It was called something like “The Spirit of '76”, and aired in 1976, or possibly 1975. Each episode was thirty minutes long, live action, and featured stories and songs about the American Revolution by the narrator, who was a man with a folk singer’s voice. He played a guitar or banjo. I still remember the theme song’s lyrics:
“You know the high road to freedom was a hard road to travel.
Plenty of times we wound up in a fix.
But we kept on a-growin’
What kept us goin’?
The Spirit of '76.”
I Googled it recently, checked YouTube, looked on Saturday morning TV schedules (I’m almost positive it aired at noon on Saturdays, though I don’t remember the network) and got nothing. I looked up Bicentennial TV shows and got nowhere. It wasn’t the Bicentennial minutes.

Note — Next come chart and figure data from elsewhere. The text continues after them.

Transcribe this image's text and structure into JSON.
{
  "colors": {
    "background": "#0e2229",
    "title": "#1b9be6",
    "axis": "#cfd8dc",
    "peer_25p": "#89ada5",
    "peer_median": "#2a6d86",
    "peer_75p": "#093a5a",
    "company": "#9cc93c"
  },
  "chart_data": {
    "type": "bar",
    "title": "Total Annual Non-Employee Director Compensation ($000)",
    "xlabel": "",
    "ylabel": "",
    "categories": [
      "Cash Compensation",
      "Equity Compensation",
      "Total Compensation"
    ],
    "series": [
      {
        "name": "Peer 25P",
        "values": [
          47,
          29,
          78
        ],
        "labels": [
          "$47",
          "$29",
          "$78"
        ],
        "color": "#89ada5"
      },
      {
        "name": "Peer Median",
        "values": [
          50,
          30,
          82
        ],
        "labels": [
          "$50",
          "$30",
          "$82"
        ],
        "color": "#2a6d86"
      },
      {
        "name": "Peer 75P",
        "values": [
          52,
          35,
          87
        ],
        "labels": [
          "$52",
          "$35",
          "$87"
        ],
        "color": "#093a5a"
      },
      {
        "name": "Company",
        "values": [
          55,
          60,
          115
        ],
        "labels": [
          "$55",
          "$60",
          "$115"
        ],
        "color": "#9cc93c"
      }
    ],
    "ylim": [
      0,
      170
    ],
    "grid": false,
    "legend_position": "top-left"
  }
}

Yeah, I remember that show. Saturday morning TV was a staple of mine growing up in the 70s. Although I don’t think it aired on PBS it was mostly educational and boring so I never watched it much. The title was sort of a pun, because the host/guy was supposed to be a ghost (or ‘spirit’) from colonial times. Had the puffy shirt & tri-corner hat. He would dissolve in & out at the beginning & end of each episode while singing. Silly Bicentennial-educational kid’s stuff.
Yes I have seen this show as a kid. But I would watch it prior to the Saturday morning cartoons on the main stations CBS and NBC. Then it reran on the independent affiliate (local) stations.
I would like to get the whole series on any type of media.